Miuccia Prada titled her autumn/winter 2014 womenswear collection Act II. Given that she presented her menswear barely a month ago and included a few womenswear pieces in the mix that could be interpreted as a side-swipe at a constantly revved-up fashion system. The few weeks in between have been but an interlude. Last night, we were back to the real action.

Miuccia Prada is a scene-stealer. Her fashion shows are the ones that define the season, whether mens or womens. In this show, models of both sexes paraded clothes to underline her aesthetic point, while an oom-pah band and string quartet offered modern reinterpretations of works by Brechtian composer and collaborator Kurt Weill.

That chimes with fashion as a whole, which so often remixes the greatest hits of other decades. The 70s remixed the 30s, after all. This feels a little like dj vu, because Miuccia Prada's menswear tackled the same feel. She paraded her womenswear on an almost-identical set. It all sounds like nit-picking, but Prada is built around signs and symbols, the meaning inherent in every facet of her vision.

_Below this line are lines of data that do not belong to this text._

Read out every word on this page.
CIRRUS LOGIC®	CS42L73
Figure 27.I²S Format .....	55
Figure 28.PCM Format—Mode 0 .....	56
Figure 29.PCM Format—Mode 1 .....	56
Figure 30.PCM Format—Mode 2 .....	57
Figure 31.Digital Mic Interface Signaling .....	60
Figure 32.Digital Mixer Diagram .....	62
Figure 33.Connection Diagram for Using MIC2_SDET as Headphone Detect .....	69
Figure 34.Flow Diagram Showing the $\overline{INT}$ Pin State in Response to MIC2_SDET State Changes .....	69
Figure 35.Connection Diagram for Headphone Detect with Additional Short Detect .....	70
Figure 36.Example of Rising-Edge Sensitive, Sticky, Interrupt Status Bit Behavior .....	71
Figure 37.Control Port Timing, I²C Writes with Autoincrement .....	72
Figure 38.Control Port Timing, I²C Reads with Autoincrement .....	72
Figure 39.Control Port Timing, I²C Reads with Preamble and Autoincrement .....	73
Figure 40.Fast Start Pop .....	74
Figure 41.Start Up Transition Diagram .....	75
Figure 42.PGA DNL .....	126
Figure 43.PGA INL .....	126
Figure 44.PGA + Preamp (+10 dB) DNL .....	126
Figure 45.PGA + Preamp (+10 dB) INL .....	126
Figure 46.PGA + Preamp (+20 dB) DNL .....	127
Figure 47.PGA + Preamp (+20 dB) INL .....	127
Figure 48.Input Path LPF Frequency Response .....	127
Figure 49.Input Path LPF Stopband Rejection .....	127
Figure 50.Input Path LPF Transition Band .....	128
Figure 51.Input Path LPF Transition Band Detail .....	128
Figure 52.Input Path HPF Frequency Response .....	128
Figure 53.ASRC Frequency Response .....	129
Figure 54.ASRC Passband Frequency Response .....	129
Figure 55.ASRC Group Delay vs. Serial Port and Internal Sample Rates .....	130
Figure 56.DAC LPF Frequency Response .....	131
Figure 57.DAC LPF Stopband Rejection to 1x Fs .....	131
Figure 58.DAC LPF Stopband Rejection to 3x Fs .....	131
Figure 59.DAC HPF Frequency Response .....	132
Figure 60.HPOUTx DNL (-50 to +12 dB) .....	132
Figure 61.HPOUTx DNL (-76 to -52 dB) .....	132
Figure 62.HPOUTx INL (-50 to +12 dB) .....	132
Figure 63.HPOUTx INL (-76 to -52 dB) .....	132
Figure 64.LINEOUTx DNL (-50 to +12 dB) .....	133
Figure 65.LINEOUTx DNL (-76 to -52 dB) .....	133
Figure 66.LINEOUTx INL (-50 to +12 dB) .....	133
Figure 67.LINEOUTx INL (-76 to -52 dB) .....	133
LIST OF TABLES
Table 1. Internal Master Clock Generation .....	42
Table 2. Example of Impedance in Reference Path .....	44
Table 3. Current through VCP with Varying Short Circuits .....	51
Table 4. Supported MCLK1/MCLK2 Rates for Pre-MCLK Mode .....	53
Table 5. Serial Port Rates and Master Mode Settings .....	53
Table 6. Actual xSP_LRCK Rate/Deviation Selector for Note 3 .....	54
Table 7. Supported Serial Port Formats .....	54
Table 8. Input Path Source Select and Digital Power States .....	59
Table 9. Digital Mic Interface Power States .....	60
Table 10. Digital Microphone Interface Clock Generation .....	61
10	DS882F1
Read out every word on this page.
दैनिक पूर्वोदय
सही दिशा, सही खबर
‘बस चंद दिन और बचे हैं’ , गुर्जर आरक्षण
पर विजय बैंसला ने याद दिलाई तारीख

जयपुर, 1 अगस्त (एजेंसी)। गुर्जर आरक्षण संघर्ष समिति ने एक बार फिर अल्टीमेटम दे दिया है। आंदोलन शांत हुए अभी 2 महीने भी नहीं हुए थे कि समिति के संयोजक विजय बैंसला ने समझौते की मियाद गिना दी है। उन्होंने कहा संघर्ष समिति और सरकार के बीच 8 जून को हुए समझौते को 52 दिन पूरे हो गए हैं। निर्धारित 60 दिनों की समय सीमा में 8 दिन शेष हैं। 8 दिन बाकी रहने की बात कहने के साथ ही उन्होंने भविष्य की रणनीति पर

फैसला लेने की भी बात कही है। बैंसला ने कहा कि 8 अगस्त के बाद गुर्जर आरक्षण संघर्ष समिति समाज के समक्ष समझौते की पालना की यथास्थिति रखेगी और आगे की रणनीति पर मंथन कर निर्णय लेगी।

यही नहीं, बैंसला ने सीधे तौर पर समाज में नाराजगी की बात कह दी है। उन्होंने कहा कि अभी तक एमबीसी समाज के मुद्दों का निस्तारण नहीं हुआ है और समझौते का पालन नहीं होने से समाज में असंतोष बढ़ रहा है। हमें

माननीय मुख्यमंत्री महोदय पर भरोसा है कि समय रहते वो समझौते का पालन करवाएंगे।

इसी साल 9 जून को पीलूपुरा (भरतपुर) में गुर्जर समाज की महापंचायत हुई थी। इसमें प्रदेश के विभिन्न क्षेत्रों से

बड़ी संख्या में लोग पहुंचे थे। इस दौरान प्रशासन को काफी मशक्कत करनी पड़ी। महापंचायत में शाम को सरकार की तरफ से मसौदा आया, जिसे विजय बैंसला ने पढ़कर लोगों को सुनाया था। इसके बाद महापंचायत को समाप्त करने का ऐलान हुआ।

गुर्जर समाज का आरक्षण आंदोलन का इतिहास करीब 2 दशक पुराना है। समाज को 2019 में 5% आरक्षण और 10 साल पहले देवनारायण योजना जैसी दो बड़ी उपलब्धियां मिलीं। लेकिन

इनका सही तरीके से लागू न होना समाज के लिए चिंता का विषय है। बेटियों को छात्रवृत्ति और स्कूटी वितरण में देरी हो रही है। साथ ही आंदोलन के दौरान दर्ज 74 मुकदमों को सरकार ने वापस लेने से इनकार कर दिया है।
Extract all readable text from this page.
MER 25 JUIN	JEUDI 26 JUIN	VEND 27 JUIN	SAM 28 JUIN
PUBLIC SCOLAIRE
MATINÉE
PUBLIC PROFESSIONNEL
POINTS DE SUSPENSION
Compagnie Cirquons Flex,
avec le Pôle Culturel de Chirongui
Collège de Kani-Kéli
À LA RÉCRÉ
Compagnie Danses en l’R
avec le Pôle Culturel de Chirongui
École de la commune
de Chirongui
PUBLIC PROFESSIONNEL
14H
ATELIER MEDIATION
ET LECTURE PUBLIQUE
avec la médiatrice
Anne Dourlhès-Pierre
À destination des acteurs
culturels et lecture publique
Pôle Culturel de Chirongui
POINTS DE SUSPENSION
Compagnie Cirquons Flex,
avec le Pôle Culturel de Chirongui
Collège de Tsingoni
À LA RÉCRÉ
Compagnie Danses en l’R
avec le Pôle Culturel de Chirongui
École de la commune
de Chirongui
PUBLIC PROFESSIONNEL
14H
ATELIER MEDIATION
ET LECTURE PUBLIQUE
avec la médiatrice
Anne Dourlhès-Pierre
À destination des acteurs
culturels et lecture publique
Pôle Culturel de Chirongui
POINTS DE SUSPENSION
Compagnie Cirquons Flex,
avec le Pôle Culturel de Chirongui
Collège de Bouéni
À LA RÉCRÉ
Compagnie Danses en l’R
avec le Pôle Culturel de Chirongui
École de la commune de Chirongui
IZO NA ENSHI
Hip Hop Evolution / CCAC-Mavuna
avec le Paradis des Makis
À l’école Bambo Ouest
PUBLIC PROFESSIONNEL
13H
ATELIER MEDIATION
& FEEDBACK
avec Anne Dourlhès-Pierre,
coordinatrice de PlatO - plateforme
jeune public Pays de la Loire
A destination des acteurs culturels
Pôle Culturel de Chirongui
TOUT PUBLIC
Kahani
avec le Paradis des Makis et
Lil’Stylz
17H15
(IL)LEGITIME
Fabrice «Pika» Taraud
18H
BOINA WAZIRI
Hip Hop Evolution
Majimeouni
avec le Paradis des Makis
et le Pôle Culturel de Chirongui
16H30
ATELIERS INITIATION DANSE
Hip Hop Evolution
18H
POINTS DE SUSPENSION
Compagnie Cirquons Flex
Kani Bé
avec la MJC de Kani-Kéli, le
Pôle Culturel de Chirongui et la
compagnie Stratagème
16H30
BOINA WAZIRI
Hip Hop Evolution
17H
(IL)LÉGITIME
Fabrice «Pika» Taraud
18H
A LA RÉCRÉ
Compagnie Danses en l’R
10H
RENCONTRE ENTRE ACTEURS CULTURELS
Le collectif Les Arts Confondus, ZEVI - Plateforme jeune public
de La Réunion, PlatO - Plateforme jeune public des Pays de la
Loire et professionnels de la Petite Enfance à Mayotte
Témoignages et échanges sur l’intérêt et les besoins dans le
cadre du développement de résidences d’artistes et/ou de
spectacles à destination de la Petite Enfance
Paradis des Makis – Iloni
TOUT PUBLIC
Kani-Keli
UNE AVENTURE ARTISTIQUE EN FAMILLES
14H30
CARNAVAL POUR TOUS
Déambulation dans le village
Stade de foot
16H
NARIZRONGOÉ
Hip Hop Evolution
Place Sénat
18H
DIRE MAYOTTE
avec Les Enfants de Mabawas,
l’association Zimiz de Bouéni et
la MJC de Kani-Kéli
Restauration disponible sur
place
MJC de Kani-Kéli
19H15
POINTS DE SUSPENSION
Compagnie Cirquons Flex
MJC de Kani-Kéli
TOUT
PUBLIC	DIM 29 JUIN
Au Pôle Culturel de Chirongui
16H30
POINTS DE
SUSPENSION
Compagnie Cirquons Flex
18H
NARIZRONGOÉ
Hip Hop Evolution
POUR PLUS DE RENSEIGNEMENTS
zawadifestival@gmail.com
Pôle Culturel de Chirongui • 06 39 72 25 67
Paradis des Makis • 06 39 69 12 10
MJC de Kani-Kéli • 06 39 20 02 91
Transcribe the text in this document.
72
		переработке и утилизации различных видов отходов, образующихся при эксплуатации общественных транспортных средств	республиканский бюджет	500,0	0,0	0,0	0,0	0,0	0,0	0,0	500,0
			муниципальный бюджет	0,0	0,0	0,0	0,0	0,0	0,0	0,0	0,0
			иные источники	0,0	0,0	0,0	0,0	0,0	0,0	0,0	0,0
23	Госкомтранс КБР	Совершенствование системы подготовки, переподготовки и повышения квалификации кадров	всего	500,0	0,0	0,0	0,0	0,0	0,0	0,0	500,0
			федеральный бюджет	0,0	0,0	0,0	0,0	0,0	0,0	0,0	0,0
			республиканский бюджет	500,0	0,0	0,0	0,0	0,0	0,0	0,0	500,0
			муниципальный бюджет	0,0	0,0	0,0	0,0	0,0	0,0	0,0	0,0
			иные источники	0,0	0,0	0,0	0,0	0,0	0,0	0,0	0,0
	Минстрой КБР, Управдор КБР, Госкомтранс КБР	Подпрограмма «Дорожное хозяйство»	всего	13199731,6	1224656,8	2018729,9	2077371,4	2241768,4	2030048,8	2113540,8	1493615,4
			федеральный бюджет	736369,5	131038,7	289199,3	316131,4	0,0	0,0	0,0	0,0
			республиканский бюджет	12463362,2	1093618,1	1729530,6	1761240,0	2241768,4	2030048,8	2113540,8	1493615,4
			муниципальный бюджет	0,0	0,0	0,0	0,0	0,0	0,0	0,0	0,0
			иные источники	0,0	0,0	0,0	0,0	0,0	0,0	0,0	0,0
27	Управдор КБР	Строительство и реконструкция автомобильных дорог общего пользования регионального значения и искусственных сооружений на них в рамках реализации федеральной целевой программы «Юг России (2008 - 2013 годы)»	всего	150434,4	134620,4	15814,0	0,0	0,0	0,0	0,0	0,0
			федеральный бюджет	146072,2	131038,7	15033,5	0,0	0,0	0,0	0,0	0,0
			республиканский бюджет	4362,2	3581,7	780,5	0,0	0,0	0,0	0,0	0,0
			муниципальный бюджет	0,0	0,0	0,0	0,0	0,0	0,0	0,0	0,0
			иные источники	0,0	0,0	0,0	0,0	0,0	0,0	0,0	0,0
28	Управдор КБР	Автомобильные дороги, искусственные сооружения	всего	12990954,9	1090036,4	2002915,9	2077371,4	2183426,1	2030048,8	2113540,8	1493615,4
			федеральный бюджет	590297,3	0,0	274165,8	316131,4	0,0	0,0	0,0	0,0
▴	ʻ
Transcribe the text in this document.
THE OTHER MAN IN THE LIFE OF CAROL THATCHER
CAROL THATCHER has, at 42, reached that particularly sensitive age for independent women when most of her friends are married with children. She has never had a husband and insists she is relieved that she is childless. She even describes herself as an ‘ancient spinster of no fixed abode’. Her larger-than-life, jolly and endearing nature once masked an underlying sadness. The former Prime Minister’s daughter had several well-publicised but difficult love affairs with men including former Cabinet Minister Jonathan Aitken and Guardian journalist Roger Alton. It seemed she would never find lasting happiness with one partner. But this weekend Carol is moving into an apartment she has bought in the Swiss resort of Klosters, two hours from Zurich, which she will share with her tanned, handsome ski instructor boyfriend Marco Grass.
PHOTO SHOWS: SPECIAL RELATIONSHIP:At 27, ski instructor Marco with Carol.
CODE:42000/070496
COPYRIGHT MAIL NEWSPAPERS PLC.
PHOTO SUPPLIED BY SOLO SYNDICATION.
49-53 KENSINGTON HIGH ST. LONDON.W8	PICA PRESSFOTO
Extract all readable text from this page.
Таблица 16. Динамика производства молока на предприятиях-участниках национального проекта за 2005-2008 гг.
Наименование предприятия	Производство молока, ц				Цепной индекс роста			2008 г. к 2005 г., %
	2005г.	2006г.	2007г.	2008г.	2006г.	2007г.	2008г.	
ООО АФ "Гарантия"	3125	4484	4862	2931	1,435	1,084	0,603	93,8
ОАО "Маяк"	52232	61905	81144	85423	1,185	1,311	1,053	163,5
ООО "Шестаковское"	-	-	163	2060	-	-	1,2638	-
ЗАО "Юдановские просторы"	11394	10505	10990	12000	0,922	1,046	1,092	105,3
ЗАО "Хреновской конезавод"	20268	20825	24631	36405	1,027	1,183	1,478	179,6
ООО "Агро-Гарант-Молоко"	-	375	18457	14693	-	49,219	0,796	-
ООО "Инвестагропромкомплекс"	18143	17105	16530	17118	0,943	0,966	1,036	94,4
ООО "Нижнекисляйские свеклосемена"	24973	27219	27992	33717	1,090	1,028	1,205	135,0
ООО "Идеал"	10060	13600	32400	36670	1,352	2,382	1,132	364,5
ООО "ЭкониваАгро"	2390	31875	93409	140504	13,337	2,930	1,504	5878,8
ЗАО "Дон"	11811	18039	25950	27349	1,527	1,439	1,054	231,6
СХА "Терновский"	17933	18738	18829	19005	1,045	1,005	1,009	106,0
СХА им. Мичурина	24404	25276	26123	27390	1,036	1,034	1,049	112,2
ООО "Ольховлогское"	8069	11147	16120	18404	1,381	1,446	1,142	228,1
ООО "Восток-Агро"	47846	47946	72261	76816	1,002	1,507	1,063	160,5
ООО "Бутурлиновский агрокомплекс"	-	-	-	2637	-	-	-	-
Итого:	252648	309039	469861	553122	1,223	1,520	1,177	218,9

Nothing is left to chance.

Not least of all, the clothes. That could make them sound like an afterthought, or at least a second thought, which certainly wasn't the case. If Prada is inspired by performance, despite the theatrics, the clothing is always the star of the show. There were Deco echoes in a muddied palette dominated by bruise purple, nicotine yellow, red and black, and in the silhouettes, drop-waisted satin dresses with tied-necks, hefty overcoats with thick half-belts and linear flapper-style dresses. Sometimes streamers of goat or shearling tufted along the seams, like a Surrealist negligee.

There's a repulsion to that image that is quintessentially, perversely Prada. It was like the slightly dissonant notes sounded by the violinists, that seemed skewed and off-kilter, but was entirely intentional. If Prada sets our teeth on edge, its entirely intentional. And so good, this season, she decided to do it twice.